Douglas Harrison, Watton, UK
Desmond Tutu was invited to a church in St Martin-in-the-Fields, London to unveil a statue commemorating the struggle for the ending of apartheid. I was there with two friends from my church, Mary and Alan. The service was very moving - Desmond Tutu preached and Labi Siffre sang.
After the service we found ourselves outside the South African embassy, and who should we bump into but none other than Desmond Tutu.
As a result of this meeting I am now able to claim that I am one of the thousands of individuals around the world to have been hugged by Desmond Tutu.
A great man of God.
Deji Olukotun, Brooklyn, USA
Like hundreds of thousands of people, I shook Archbishop Tutu's hand.
I also took a photo that made it look like we were laughing and talking to each other, when I was in reality a few feet behind him.
What I remember from his speech - to a Rotary Club - was not his principled stance or invocations for justice, but rather his sense of humour. His silly jokes and bonhomie instantly put you at ease.
You can't teach that. I'm sure it helped him sustain his monumental career.
Mark Russell, London
I am privileged to call Desmond Tutu a friend and mentor.
I'm CEO of Church Army and I persuaded him to be our president. He has visited our homeless project for women in London and made a huge impact. He has been a huge supporter of our work and sends me emails from his iPhone!

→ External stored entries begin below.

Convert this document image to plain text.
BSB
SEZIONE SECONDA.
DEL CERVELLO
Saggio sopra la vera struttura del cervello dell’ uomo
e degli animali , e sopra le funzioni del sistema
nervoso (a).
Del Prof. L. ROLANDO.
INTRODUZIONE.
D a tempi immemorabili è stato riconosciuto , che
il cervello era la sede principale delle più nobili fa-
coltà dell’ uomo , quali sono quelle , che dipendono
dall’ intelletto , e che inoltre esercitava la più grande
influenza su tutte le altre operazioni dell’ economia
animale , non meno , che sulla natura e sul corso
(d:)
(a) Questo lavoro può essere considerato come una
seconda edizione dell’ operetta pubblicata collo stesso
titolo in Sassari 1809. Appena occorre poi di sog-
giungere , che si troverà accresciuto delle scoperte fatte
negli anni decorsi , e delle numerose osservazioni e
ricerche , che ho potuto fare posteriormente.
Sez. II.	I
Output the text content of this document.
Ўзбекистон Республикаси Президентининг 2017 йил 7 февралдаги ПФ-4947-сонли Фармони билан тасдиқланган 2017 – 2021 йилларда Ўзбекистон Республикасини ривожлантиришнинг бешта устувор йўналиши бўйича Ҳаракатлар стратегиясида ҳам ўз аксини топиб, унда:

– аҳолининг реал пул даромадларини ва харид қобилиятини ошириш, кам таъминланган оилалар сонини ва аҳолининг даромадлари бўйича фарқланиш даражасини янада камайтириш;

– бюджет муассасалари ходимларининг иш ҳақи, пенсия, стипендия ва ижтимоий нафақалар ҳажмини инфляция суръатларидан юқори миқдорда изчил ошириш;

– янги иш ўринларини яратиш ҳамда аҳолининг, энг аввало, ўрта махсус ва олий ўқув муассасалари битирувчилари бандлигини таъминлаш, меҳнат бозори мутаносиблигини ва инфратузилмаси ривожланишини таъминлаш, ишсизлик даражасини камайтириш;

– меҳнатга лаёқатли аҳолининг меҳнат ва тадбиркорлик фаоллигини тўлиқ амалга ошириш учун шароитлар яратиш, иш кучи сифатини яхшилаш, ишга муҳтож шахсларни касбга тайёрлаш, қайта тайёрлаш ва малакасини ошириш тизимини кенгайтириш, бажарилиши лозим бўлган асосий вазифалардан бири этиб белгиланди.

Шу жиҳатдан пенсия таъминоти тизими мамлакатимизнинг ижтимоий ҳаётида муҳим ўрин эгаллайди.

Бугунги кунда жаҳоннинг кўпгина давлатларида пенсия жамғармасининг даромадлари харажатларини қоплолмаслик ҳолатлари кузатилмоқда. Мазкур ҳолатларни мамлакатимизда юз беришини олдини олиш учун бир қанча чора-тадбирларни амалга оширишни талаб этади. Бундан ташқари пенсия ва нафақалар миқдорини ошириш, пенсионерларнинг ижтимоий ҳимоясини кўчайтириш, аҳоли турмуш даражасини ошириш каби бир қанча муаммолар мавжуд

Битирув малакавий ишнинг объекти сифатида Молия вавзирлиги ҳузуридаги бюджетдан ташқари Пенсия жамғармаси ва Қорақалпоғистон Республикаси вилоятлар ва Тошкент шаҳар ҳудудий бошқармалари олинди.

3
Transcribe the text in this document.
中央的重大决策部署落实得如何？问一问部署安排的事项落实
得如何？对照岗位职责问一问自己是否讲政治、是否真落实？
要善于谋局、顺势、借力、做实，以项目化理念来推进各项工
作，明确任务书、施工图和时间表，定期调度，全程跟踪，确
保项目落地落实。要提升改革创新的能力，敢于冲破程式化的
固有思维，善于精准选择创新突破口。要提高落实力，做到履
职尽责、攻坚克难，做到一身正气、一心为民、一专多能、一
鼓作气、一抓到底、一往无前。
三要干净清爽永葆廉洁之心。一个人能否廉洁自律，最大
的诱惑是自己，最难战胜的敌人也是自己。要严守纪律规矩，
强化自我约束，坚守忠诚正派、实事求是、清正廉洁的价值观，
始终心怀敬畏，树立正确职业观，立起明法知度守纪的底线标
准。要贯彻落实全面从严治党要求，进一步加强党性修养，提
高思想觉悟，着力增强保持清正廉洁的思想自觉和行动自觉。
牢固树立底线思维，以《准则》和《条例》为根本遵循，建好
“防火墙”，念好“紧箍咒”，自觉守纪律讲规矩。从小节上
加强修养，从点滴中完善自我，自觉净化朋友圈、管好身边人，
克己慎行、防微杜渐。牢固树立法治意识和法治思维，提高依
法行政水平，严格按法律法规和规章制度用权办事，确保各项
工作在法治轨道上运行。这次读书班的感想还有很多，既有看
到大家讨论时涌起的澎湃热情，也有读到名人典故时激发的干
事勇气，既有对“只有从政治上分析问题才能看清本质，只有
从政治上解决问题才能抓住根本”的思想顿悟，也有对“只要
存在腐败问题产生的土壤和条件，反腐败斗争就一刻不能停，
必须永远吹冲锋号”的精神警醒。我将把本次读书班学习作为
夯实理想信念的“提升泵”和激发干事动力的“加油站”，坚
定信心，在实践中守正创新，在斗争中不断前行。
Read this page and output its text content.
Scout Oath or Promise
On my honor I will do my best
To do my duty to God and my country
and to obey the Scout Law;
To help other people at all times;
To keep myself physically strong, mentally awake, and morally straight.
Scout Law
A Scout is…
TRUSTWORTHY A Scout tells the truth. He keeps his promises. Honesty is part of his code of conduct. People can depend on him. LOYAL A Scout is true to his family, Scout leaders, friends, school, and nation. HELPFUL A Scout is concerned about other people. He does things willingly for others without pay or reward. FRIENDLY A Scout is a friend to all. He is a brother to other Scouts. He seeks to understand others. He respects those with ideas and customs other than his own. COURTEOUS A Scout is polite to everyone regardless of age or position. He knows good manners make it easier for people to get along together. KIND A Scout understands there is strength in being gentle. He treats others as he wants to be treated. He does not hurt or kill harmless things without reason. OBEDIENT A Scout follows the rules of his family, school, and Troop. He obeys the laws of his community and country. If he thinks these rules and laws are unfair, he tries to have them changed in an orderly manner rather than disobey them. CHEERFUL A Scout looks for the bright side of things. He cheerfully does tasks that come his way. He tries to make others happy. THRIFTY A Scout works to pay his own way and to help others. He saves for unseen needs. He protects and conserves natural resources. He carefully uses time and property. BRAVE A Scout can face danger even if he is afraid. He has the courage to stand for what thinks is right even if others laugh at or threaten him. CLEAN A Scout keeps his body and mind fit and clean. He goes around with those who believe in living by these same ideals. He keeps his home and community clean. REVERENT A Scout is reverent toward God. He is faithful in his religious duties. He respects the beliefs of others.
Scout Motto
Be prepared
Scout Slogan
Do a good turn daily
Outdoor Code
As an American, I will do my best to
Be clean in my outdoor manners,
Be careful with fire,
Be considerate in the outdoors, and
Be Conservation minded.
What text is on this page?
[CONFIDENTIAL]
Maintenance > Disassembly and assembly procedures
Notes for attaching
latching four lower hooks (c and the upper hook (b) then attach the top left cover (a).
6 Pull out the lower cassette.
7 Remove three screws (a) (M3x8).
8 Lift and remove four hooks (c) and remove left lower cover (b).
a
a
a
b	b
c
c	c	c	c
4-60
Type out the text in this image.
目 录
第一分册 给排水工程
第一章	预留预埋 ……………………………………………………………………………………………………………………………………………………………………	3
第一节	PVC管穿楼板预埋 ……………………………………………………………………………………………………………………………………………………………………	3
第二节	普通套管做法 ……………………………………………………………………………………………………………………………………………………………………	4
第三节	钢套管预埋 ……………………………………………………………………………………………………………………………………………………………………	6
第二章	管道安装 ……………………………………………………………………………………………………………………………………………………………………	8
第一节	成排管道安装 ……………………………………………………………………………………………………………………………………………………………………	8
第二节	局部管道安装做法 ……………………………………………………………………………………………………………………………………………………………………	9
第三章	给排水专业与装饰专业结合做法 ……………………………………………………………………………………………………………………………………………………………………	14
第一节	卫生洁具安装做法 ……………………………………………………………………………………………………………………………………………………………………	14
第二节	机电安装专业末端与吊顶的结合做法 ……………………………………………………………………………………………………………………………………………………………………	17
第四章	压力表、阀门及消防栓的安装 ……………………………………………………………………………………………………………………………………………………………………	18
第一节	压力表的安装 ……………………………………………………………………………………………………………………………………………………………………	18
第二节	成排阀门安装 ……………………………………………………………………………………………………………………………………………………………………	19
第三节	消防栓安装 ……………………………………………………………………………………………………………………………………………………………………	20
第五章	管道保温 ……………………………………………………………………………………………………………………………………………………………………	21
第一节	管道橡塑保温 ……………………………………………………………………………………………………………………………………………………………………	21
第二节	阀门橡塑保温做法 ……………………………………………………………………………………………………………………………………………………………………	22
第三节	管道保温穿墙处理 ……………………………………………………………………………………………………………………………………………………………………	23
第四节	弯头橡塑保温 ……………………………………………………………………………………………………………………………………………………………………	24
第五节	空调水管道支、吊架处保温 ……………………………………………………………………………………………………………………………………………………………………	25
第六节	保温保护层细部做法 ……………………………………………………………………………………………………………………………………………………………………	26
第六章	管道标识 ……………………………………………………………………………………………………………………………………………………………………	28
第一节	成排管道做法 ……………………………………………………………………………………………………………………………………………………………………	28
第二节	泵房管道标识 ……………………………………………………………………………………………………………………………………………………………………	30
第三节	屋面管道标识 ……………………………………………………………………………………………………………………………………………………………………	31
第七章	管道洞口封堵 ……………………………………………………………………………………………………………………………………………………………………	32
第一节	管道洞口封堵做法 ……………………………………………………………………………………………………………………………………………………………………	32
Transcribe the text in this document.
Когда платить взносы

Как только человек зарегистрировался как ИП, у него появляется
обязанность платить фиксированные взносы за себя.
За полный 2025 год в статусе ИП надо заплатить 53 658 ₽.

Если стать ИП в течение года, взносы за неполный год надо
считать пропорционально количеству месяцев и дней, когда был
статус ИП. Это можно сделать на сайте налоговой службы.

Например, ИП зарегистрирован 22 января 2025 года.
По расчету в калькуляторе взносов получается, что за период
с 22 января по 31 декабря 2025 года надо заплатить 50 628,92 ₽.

He is an amazing man who loves God and people.
He is inspiring and loving from a distance and up close.
He's a hero!
I had the privilege of meeting Archbishop Tutu during the World Social Forum in Nairobi, Kenya.
In his moving and interesting speech, he spoke of God weeping over the injustices and oppressions perpetrated by men on their brethren.
Pointing out it was in Egypt that the famine-driven children of Jacob took refuge, he argued that Africa had enough wealth and resources to feed not only its own people but also migrants and refugees from other places - until the West looted its wealth and exploited its people.
A fantastic, eloquent speech, indeed!
Dez Kamara aka Desmond Tutu, Canada
I want to thank Archbishop Tutu for his religious, moral and societal service he made to South Africa and the globe.
I took the name Desmond when I was a kid after I came across him while reading News Week magazines in the early nineties because I liked his principles and all that described this great man and today, I do not regret being called Desmond.
My schoolmates in Sierra Leone and even in Canada call me Tutu, Bishop Tutu or Archbishop, and it gladdens my heart to have chosen that name and my parents supported me.
I even switched my names from Samuel Desmond Kamara to Desmond Samuel Kamara.
Thank you Desmond Tutu. May God bless you and South Africa.